= Canine follicle development =

Primordial follicle initiation and development varies by species; in the canine primordial follicle formation occurs 17–54 days post birth. At 17 days, primordial follicles, each of consists of a small oocyte (with no zona pellucida) and a single layer of flattened pre-granulosa cells, can first be observed in the cortical layer of the ovary. The follicles begin to proliferate, and are abundant by day 22. Even though primordial follicles will continue to form, between days 33 and 54 increasing numbers begin to degenerate, along with a decrease in ovarian cortical width. By day 36, primordial follicles occupy a narrow peripheral region of the ovarian cortex, while the rest of the cortical tissue is composed of degenerate primordial follicles, anovular cords and epitheloid cells.

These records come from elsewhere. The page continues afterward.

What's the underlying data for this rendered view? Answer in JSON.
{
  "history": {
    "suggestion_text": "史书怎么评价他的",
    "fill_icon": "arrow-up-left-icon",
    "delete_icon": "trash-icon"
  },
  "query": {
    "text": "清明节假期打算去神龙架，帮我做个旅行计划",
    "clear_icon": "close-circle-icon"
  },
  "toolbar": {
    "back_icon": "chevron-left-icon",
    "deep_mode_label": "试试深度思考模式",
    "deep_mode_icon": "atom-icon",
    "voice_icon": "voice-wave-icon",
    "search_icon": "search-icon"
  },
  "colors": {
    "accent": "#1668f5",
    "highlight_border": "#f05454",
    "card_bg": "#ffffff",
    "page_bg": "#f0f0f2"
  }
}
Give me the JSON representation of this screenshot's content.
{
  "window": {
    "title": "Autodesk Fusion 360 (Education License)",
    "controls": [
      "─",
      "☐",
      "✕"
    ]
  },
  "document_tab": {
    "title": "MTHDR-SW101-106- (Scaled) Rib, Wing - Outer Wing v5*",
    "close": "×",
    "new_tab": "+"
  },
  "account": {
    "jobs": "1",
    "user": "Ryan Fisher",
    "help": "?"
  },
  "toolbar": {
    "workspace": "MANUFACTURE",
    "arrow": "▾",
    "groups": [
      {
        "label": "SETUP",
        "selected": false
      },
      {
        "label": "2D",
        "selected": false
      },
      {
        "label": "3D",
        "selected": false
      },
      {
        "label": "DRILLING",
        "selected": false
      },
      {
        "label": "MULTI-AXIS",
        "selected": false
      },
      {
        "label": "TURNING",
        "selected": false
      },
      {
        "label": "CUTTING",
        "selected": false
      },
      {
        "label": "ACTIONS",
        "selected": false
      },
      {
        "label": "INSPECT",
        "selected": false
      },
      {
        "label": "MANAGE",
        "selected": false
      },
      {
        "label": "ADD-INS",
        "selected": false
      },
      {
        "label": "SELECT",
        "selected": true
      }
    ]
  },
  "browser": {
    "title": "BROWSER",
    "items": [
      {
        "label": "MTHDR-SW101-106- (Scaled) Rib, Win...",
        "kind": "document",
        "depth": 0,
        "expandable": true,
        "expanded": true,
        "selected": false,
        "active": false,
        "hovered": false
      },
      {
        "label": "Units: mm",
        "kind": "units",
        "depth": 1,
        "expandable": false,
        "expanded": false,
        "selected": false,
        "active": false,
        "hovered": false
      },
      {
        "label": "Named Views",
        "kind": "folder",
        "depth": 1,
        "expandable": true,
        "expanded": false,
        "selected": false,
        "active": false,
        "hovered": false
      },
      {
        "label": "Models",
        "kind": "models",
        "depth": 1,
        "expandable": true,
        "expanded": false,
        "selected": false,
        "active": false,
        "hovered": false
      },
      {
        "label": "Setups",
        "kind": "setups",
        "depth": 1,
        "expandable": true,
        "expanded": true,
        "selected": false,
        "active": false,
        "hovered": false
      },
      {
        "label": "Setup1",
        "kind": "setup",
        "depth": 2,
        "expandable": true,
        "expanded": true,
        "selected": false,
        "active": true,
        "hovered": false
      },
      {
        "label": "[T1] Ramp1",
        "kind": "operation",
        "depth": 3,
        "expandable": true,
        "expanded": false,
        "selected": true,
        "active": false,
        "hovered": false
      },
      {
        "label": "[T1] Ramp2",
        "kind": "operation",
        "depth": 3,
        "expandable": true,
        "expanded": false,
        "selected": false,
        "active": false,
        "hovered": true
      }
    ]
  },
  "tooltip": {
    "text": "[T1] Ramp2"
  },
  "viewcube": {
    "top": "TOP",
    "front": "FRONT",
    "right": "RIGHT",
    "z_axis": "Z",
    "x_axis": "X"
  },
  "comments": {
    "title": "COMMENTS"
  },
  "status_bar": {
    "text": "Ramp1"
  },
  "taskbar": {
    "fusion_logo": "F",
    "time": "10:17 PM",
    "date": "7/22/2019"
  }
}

By 120 days, primary follicles have formed, each containing a small oocyte with a zona pellucida, and a single layer of cuboidal granulosa cells. Secondary follicles contain two or more layers of cuboidal granulosa cells, as well as an oocyte greater than 100 um in diameter. Follicular fluid synthesis occurs in tertiary follicles, which can be seen on days 120-160 post birth. Therefore, the time necessary for the recruitment of primordial follicles to tertiary follicles is approximately 70–150 days in the prepubertal dog.